I’ve always liked the Birthdays example from Gelman et al’s Bayesian Data Analysis text (Bayesian workflow book - Birthdays). I think the process could be adapted to most time series data where you are looking to decompose the series into trends of different time scales.

1 Like

I’ve been meaning to see whether applying dynamic time warping (DTW) to a similar problem, with follow up cluster analysis might be of use. In your example, could it help answer a simple question from a patient who was trying to lose weight, as to whether they need to do active things for longer, or whether they need to increase the intensity of activity what they are doing. If anyone has any experience applying DTW to this sort of problem I’d love to hear it.

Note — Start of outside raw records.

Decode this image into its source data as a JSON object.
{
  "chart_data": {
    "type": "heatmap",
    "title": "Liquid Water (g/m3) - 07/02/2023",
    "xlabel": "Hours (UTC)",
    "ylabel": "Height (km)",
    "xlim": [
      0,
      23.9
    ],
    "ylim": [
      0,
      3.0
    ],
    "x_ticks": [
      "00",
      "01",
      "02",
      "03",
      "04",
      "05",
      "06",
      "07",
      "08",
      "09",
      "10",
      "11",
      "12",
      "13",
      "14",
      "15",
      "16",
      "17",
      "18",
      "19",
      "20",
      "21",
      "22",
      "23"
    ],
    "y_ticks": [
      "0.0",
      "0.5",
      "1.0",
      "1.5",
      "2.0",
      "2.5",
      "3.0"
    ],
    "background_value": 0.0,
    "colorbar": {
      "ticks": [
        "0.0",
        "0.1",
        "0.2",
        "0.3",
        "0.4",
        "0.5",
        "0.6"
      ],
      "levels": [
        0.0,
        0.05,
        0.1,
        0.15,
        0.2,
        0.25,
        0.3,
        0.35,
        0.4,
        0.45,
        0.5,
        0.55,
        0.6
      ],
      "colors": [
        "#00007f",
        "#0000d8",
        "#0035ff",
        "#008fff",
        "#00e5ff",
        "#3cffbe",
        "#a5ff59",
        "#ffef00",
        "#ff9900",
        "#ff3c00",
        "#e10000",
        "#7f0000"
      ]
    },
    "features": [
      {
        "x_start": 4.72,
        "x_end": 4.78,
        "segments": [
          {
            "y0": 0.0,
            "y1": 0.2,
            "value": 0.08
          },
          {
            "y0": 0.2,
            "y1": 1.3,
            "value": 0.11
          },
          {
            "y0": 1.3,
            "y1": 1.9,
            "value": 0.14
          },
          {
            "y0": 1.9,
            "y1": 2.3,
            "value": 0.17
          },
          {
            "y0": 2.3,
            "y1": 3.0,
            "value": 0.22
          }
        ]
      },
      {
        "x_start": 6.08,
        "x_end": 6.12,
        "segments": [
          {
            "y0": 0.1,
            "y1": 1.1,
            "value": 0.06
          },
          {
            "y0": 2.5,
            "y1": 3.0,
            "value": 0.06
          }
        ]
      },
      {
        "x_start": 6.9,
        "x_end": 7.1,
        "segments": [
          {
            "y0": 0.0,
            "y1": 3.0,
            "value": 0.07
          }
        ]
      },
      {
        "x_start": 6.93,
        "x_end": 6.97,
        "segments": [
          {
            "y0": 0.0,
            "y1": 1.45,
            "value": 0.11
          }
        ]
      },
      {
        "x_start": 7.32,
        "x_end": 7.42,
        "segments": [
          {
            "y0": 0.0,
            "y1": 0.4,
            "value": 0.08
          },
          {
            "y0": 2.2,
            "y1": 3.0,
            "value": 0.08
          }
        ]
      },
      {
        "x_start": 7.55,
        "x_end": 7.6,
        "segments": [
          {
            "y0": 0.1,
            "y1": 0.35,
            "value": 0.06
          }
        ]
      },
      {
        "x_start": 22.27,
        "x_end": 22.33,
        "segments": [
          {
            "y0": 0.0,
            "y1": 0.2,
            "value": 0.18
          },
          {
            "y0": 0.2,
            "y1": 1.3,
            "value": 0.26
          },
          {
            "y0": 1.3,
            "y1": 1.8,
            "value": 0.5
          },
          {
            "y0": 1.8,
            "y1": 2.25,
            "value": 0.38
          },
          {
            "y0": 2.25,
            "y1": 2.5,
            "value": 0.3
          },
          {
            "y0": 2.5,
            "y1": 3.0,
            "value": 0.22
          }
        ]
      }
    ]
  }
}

Would you mind writing a brief description of what DTW involves and what it assumes?

Used in econometrics, DTW allows comparison of time series data that is hypothesised to follow the same pattern or shape, but one that may differ between groups in how quickly the shape varies according to the x or y axis. By applying different constraints, analysis can assess how much patterns of data may be similar to each other, given the allowed variability in their magnitude or tempo.

The aim is to pair data points in two or more patterns of data that are at the same point in the ‘shape’ of the data, but may differ by x and y. Comparing two functions of similar data patterns, Dtw assumes a local ‘dissimilarity function’ between these paired points. Minimising the Euclidean distance between paired points is often described.

Your question has made me realise how little I understand about the assumptions of this technique. I have found someone describe that it is assuming one vector is a non-linear time-stretched series of the other, which in this context, may mean that it is not appropriate for quantifying the difference in time series data between participants. I have worked with SITAR in relation to child growth, Tim Cole’s ‘Superimposition by translation and rotation’, which follows the assumptions of random effects multilevel mixed modelling. Children do tend to grow in similar shapes, just with varying parameters, so this allows neat data reduction into ‘size, tempo and velocity’ of growth. However, patterns of activity vary between individuals far too much to fit a model like SITAR. I was reading around trying to find some way to objectively compare time series data that varied more between individuals than growth, and thought DTW could be suitable to extract some objective parameters. However, as your question infers, perhaps the fact that it is fundamentally assuming a similar pattern or shape of trajectory between individuals makes this inappropriate.

I appreciate that good introduction to DTW Neil. There is a possibility that it is a reinvention of self-modeling nonlinear regression.